When 8.05 g of an unknown compound X was dissolved in 100. g of benzene (C6H6), the vapor pressure of the benzene decreased from 100.0 torr to 94.8 torr at 26 degrees C. What is the mole fraction and molar mass of X?

1 Answer
Feb 23, 2017

I got #"114.51 g/mol"#.


The reduction of vapor pressure is a colligative property. From Raoult's law, we have:

#P_j = chi_jP_j^"*"#,

where #P_j# is the partial pressure above the solution from component #j#, #P_j^"*"# is the pure vapor pressure of #j# by itself, and #chi_j# is the mol fraction of #j# in the solution.

(We consider #bbj# to be the solvent and #bbi# to be the solute.)

But mol fractions are always #<= 1#. Therefore, for a two-component solution, #chi_j = 1 - chi_i#. Thus:

#P_j = (1 - chi_i) P_j^"*"#

Since #chi_j <=1#, it follows that #1 - chi_i <= 1# as well, or that #chi_i >= 0#. Therefore, adding any solute into a solvent decreases its vapor pressure.

This reduction is calculated as follows. Define #DeltaP_j = P_j - P_j^"*"# to get:

#color(green)(DeltaP_j) = chi_jP_j^"*" - P_j^"*"#

#= (chi_j - 1)P_j^"*"#

#= (1 - chi_i - 1)P_j^"*"#

#= color(green)(-chi_iP_j^"*")#

Since #P_j^"*"# and #chi_i# are positive, the reduction in vapor pressure is of course negatively-signed. From this equation then, we can determine the mol fraction of what was dissolved in benzene.
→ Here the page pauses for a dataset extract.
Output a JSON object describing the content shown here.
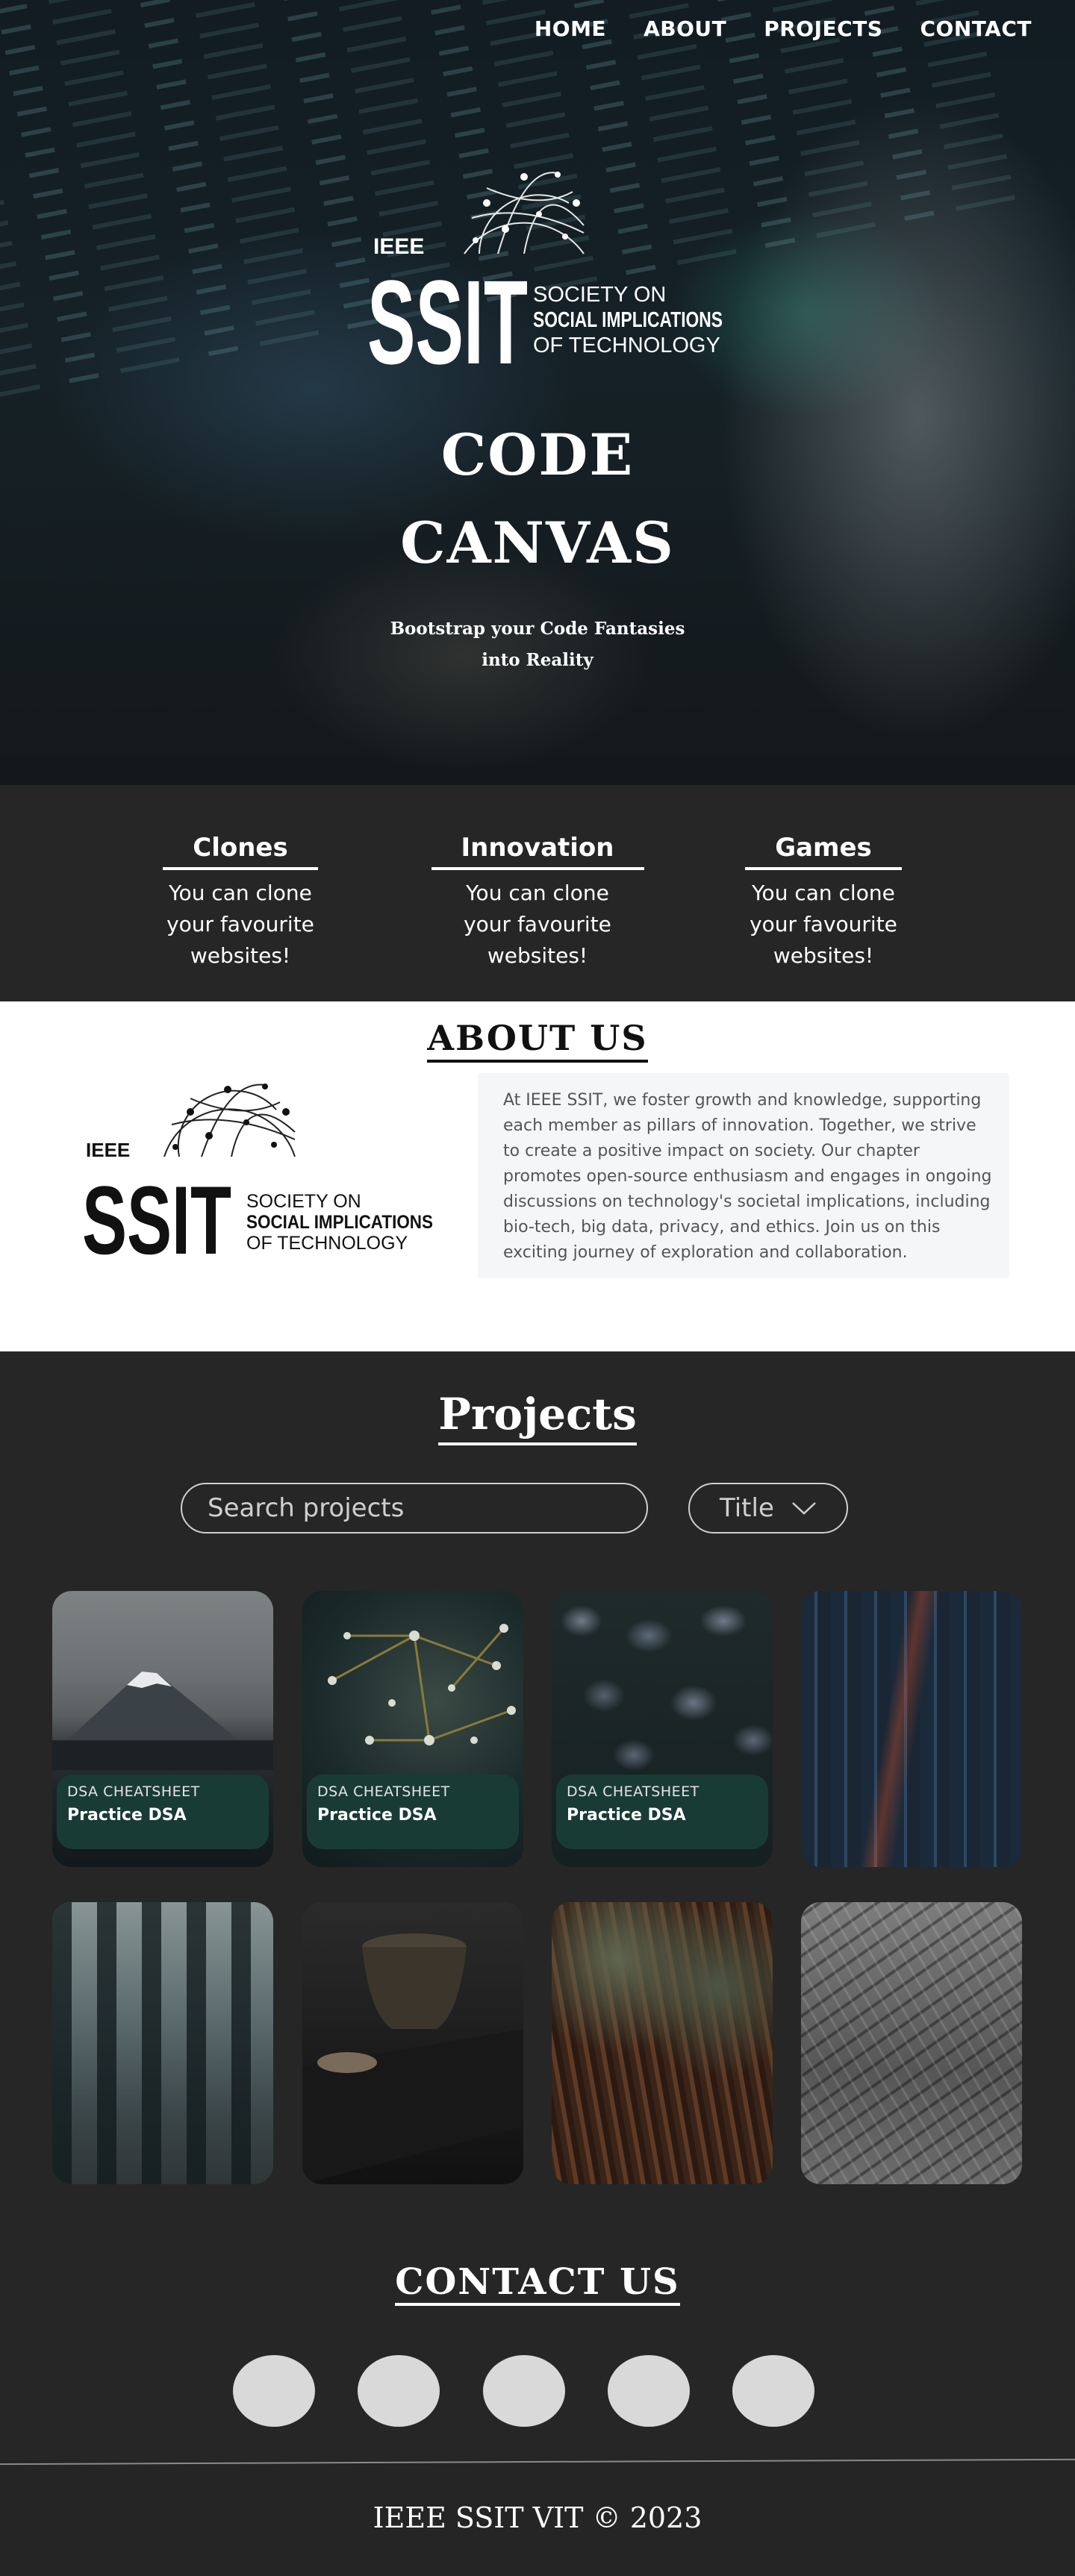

Plug #P_j = "94.8 torr"# and #P_j^"*" = "100.00 torr"# in to get:

#(94.8 - 100.00) "torr" = -chi_i ("100.00 torr")#

#=> color(blue)(chi_i = 0.052)#

Now that we have the mol fraction of #X#, we can find the molar mass of #X# simply by solving for the mols of #X#, and dividing the given mass by the mols of #X#.

#0.052 = (n_X)/(n_X + n_"Ben")#

#=> 0.052n_X + 0.052n_"Ben" = n_X#

#=> (0.052 - 1)n_X = -0.052n_"Ben"#

#=>n_X = 0.0549n_"Ben"#

But we know the molar mass of benzene; it's #6xx12.011 + 6xx1.0079 = "78.1134 g/mol"#. So, we get the mols of benzene by its molar mass:

#"100.0 g Benzene" xx "1 mol"/"78.1134 g" = "1.2802 mols Benzene solvent"#

Therefore, the mols of #X# are:

#n_X = 0.0549("1.2802 mols") = "0.0703 mols X"#

This gives a molar mass for #X# as:

#color(blue)(M_(m,X)) = "8.05 g X"/"0.0703 mols X" = color(blue)("114.51 g/mol")#